DAUDET.—Malheur!—fait-il, en se tortillant sur sa chaise, avec des mains qui se crispent nerveusement au-dessus de sa tête.—Ce n'est pas mon genre…

…—Mais Daudet, dit ingénument Flaubert, vous savez, je suis cochon!

—Laissez donc, vous êtes un cynique avec les hommes et un sentimental avec les femmes.

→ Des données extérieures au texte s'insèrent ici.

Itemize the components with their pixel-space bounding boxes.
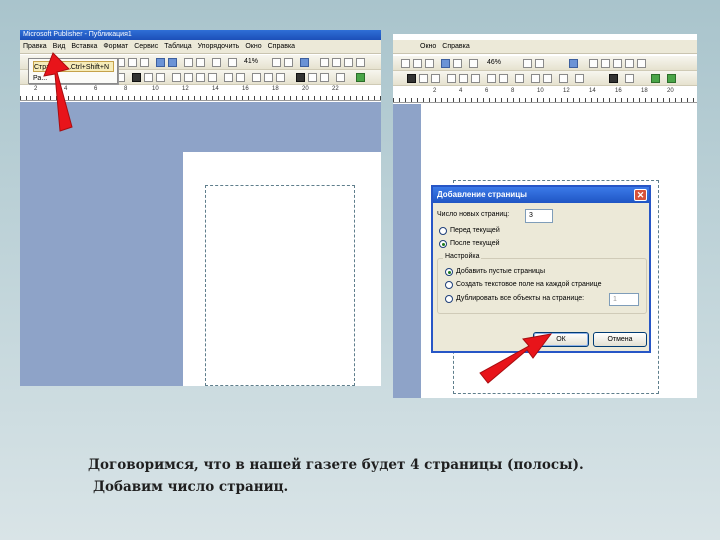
arrow-to-ok-button (479, 333, 553, 384)
caption-line-1: Договоримся, что в нашей газете будет 4 … (88, 457, 584, 473)
caption-line-2: Добавим число страниц. (93, 479, 289, 495)
arrow-to-page-menu-item (43, 52, 73, 132)
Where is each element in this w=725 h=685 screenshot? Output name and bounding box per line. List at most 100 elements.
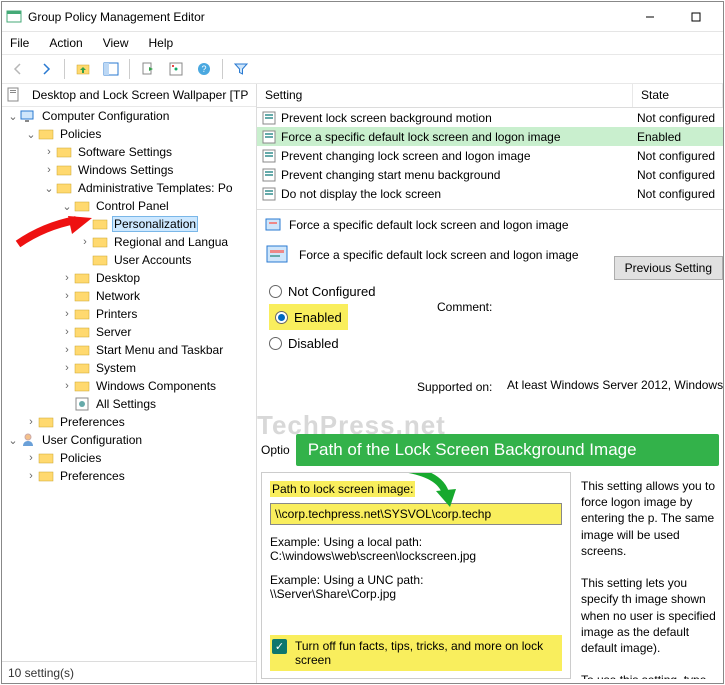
tree-node-server[interactable]: Server <box>94 325 133 339</box>
turn-off-fun-facts-checkbox[interactable]: Turn off fun facts, tips, tricks, and mo… <box>270 635 562 671</box>
folder-icon <box>38 126 54 142</box>
list-row-selected[interactable]: Force a specific default lock screen and… <box>257 127 723 146</box>
list-header: Setting State <box>257 84 723 108</box>
col-state[interactable]: State <box>633 84 723 107</box>
tree-node-system[interactable]: System <box>94 361 138 375</box>
help-button[interactable]: ? <box>192 57 216 81</box>
tree-root[interactable]: Desktop and Lock Screen Wallpaper [TP <box>2 84 256 107</box>
tree-twisty[interactable] <box>6 434 20 447</box>
checkbox-checked-icon <box>272 639 287 654</box>
tree-node-start-menu[interactable]: Start Menu and Taskbar <box>94 343 225 357</box>
folder-icon <box>56 162 72 178</box>
list-row[interactable]: Prevent lock screen background motion No… <box>257 108 723 127</box>
path-label: Path to lock screen image: <box>270 481 415 497</box>
previous-setting-button[interactable]: Previous Setting <box>614 256 723 280</box>
tree-twisty[interactable] <box>60 326 74 338</box>
tree-node-user-configuration[interactable]: User Configuration <box>40 433 144 447</box>
radio-enabled[interactable]: Enabled <box>269 304 348 330</box>
tree-twisty[interactable] <box>60 308 74 320</box>
filter-button[interactable] <box>229 57 253 81</box>
list-row[interactable]: Prevent changing start menu background N… <box>257 165 723 184</box>
menu-view[interactable]: View <box>99 34 133 52</box>
tree-twisty[interactable] <box>60 200 74 213</box>
tree-node-network[interactable]: Network <box>94 289 142 303</box>
options-label: Optio <box>261 443 296 457</box>
tree-node-user-accounts[interactable]: User Accounts <box>112 253 193 267</box>
setting-dialog-icon-large <box>265 242 291 268</box>
forward-button[interactable] <box>34 57 58 81</box>
back-button <box>6 57 30 81</box>
computer-icon <box>20 108 36 124</box>
tree-twisty[interactable] <box>24 416 38 428</box>
tree-twisty[interactable] <box>24 128 38 141</box>
tree-pane: Desktop and Lock Screen Wallpaper [TP Co… <box>2 84 257 683</box>
tree-node-admin-templates[interactable]: Administrative Templates: Po <box>76 181 235 195</box>
folder-icon <box>38 468 54 484</box>
tree-node-control-panel[interactable]: Control Panel <box>94 199 171 213</box>
statusbar: 10 setting(s) <box>2 661 256 683</box>
tree-twisty[interactable] <box>24 452 38 464</box>
export-button[interactable] <box>136 57 160 81</box>
menu-action[interactable]: Action <box>45 34 86 52</box>
tree-twisty[interactable] <box>42 164 56 176</box>
list-rows: Prevent lock screen background motion No… <box>257 108 723 203</box>
minimize-button[interactable] <box>627 2 673 31</box>
folder-icon <box>56 144 72 160</box>
col-setting[interactable]: Setting <box>257 84 633 107</box>
all-settings-icon <box>74 396 90 412</box>
titlebar: Group Policy Management Editor <box>2 2 723 32</box>
supported-label: Supported on: <box>417 380 492 394</box>
tree-node-desktop[interactable]: Desktop <box>94 271 142 285</box>
example-unc-path: Example: Using a UNC path: \\Server\Shar… <box>270 573 562 601</box>
tree-twisty[interactable] <box>24 470 38 482</box>
radio-disabled[interactable]: Disabled <box>269 330 711 356</box>
tree-node-policies2[interactable]: Policies <box>58 451 103 465</box>
properties-button[interactable] <box>164 57 188 81</box>
tree-node-software-settings[interactable]: Software Settings <box>76 145 174 159</box>
list-row[interactable]: Prevent changing lock screen and logon i… <box>257 146 723 165</box>
up-button[interactable] <box>71 57 95 81</box>
setting-dialog-icon <box>265 216 283 234</box>
setting-icon <box>261 148 277 164</box>
tree-node-printers[interactable]: Printers <box>94 307 139 321</box>
setting-dialog: Force a specific default lock screen and… <box>257 209 723 683</box>
tree-twisty[interactable] <box>78 236 92 248</box>
options-panel: Path to lock screen image: Example: Usin… <box>261 472 571 679</box>
tree-twisty[interactable] <box>60 272 74 284</box>
folder-icon <box>74 342 90 358</box>
tree-node-windows-components[interactable]: Windows Components <box>94 379 218 393</box>
tree-node-preferences2[interactable]: Preferences <box>58 469 127 483</box>
options-row: Optio Path of the Lock Screen Background… <box>261 434 719 466</box>
tree-node-personalization[interactable]: Personalization <box>112 216 198 232</box>
menu-file[interactable]: File <box>6 34 33 52</box>
status-text: 10 setting(s) <box>8 666 74 680</box>
tree-twisty[interactable] <box>60 344 74 356</box>
list-row[interactable]: Do not display the lock screen Not confi… <box>257 184 723 203</box>
setting-icon <box>261 167 277 183</box>
tree-node-all-settings[interactable]: All Settings <box>94 397 158 411</box>
maximize-button[interactable] <box>673 2 719 31</box>
tree-twisty[interactable] <box>42 182 56 195</box>
dialog-title: Force a specific default lock screen and… <box>257 210 723 236</box>
tree-twisty[interactable] <box>42 146 56 158</box>
tree-twisty[interactable] <box>6 110 20 123</box>
show-hide-tree-button[interactable] <box>99 57 123 81</box>
tree-twisty[interactable] <box>60 362 74 374</box>
tree-twisty[interactable] <box>60 380 74 392</box>
help-panel: This setting allows you to force logon i… <box>577 472 723 679</box>
tree-node-preferences[interactable]: Preferences <box>58 415 127 429</box>
tree-node-windows-settings[interactable]: Windows Settings <box>76 163 175 177</box>
tree-node-policies[interactable]: Policies <box>58 127 103 141</box>
setting-icon <box>261 186 277 202</box>
folder-icon <box>74 198 90 214</box>
green-arrow-annotation <box>398 472 458 509</box>
menu-help[interactable]: Help <box>145 34 178 52</box>
setting-icon <box>261 129 277 145</box>
folder-icon <box>92 252 108 268</box>
folder-icon <box>74 270 90 286</box>
tree-node-computer-configuration[interactable]: Computer Configuration <box>40 109 171 123</box>
folder-icon <box>74 360 90 376</box>
tree-twisty[interactable] <box>60 290 74 302</box>
example-local-path: Example: Using a local path: C:\windows\… <box>270 535 562 563</box>
tree-node-regional[interactable]: Regional and Langua <box>112 235 230 249</box>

—Ma foi, c'est vrai, avoue en riant Flaubert, même avec les femmes de maison, que j'appelle mon petit ange

…—C'est curieux,—laisse échapper Tourguéneff, écoutant avec des yeux effarés et presque inquiets, ce qui se dit,—c'est curieux, moi, je n'aborde la femme qu'avec un sentiment de respect, d'émotion, et de surprise mon bonheur… Daudet, vous n'avez pas connu de femmes russes?… Tant pis… Cela aurait eu un intérêt pour vous… La femme russe, voyons… comment vous la définir: c'est un mélange de simplicité, de tendresse, et de dépravation inconsciente!

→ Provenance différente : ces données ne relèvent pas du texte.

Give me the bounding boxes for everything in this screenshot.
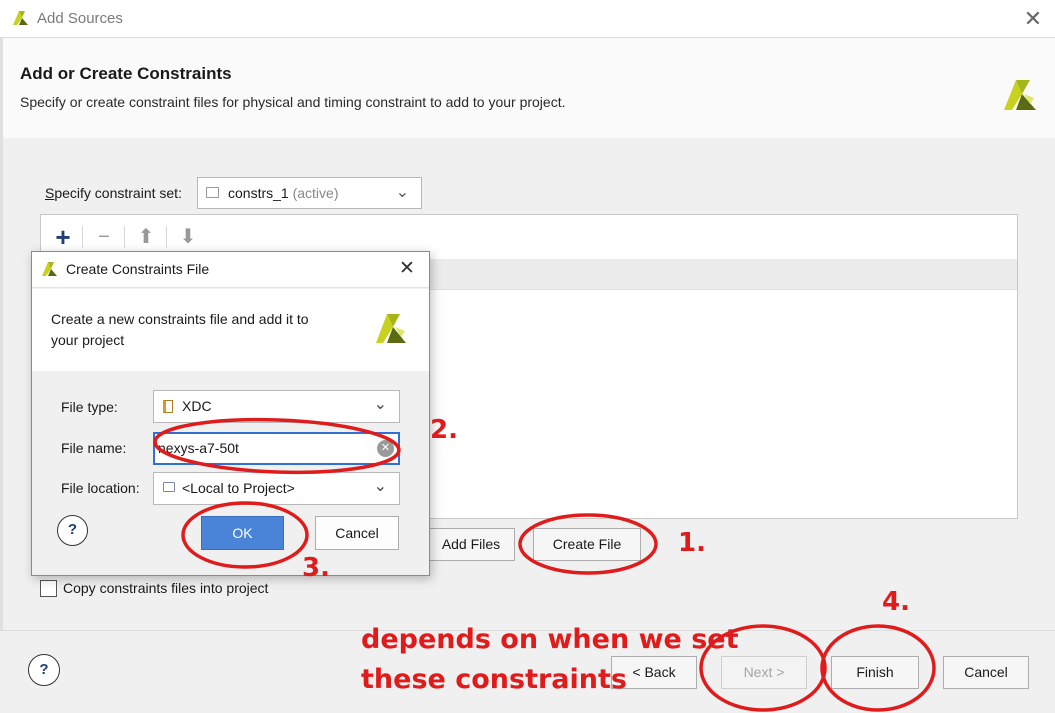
file-type-label: File type: (61, 399, 118, 415)
ok-button[interactable]: OK (201, 516, 284, 550)
location-icon (163, 482, 175, 492)
cancel-button[interactable]: Cancel (943, 656, 1029, 689)
add-icon[interactable]: + (49, 223, 77, 251)
move-up-icon[interactable]: ⬆ (132, 223, 160, 251)
file-location-dropdown[interactable]: <Local to Project> ⌄ (153, 472, 400, 505)
add-files-button[interactable]: Add Files (427, 528, 515, 561)
annotation-note: these constraints (361, 664, 627, 695)
chevron-down-icon: ⌄ (373, 478, 387, 495)
file-name-label-text: File name: (61, 440, 127, 456)
folder-icon (206, 187, 219, 198)
dialog-description: Create a new constraints file and add it… (51, 311, 309, 327)
constraint-set-status: (active) (292, 185, 339, 201)
annotation-step-4: 4. (882, 587, 910, 617)
help-button[interactable]: ? (28, 654, 60, 686)
toolbar-divider (82, 226, 83, 248)
annotation-step-2: 2. (430, 415, 458, 445)
page-header (0, 38, 1055, 138)
constraint-set-label: Specify constraint set: (45, 185, 182, 201)
file-location-value: <Local to Project> (182, 480, 295, 496)
chevron-down-icon: ⌄ (395, 184, 409, 201)
annotation-note: depends on when we set (361, 624, 739, 655)
copy-constraints-checkbox[interactable] (40, 580, 57, 597)
window-edge (0, 38, 3, 638)
xdc-file-icon (163, 400, 173, 413)
file-location-label: File location: (61, 480, 140, 496)
window-titlebar (0, 0, 1055, 38)
toolbar-divider (124, 226, 125, 248)
vivado-logo-icon (13, 11, 28, 25)
page-description: Specify or create constraint files for p… (20, 94, 566, 110)
toolbar-divider (166, 226, 167, 248)
file-type-dropdown[interactable]: XDC ⌄ (153, 390, 400, 423)
file-location-label-text: File location: (61, 480, 140, 496)
file-type-value: XDC (182, 398, 212, 414)
remove-icon[interactable]: − (90, 223, 118, 251)
annotation-step-1: 1. (678, 528, 706, 558)
constraint-set-label-text: pecify constraint set: (54, 185, 182, 201)
page-title: Add or Create Constraints (20, 64, 232, 83)
file-name-input[interactable]: nexys-a7-50t ✕ (153, 432, 400, 465)
dialog-help-button[interactable]: ? (57, 515, 88, 546)
chevron-down-icon: ⌄ (373, 396, 387, 413)
annotation-step-3: 3. (302, 553, 330, 583)
dialog-description-area (32, 289, 429, 371)
clear-icon[interactable]: ✕ (377, 440, 394, 457)
dialog-cancel-button[interactable]: Cancel (315, 516, 399, 550)
close-icon[interactable]: ✕ (1019, 6, 1047, 32)
move-down-icon[interactable]: ⬇ (174, 223, 202, 251)
constraint-set-dropdown[interactable]: constrs_1 (active) ⌄ (197, 177, 422, 209)
file-name-label: File name: (61, 440, 126, 456)
file-type-label-text: File type: (61, 399, 118, 415)
constraint-set-value: constrs_1 (active) (228, 185, 339, 201)
next-button[interactable]: Next > (721, 656, 807, 689)
window-title: Add Sources (37, 10, 123, 27)
create-file-button[interactable]: Create File (533, 528, 641, 561)
vivado-logo-icon (1004, 80, 1036, 110)
file-name-value: nexys-a7-50t (158, 440, 239, 456)
vivado-logo-icon (376, 314, 406, 343)
constraint-set-name: constrs_1 (228, 185, 289, 201)
dialog-title: Create Constraints File (66, 261, 210, 277)
copy-constraints-label: Copy constraints files into project (63, 580, 269, 596)
close-icon[interactable]: ✕ (396, 258, 418, 280)
vivado-logo-icon (42, 262, 57, 276)
finish-button[interactable]: Finish (831, 656, 919, 689)
dialog-description: your project (51, 332, 125, 348)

…—Dans la Haute-Egypte,—c'est encore la voix de Flaubert—par la nuit noire comme un four, entre des maisons basses, au milieu de l'aboiement des chiens qui veulent vous dévorer, on vous mène à une hutte, haute comme un jeune homme de dix-sept ans. Là dedans, tout au fond, on trouve, couchée par terre, une femme en chemise, dont le corps est entouré, sept ou huit fois, d'une grande chaîne d'or, une femme qui a les fesses froides comme de la glace. Alors, avec cette femme qui reste immobile dans le plaisir, on éprouve, voyez-vous, des jouissances infinies, des jouissances…

Moi.—Allons, Flaubert, mon vieux, c'est de la littérature, ça!

* * * * *

Jeudi, 11 mai.—La photographie semble donner presque seulement l'animalité contenue dans l'homme ou la femme représentée.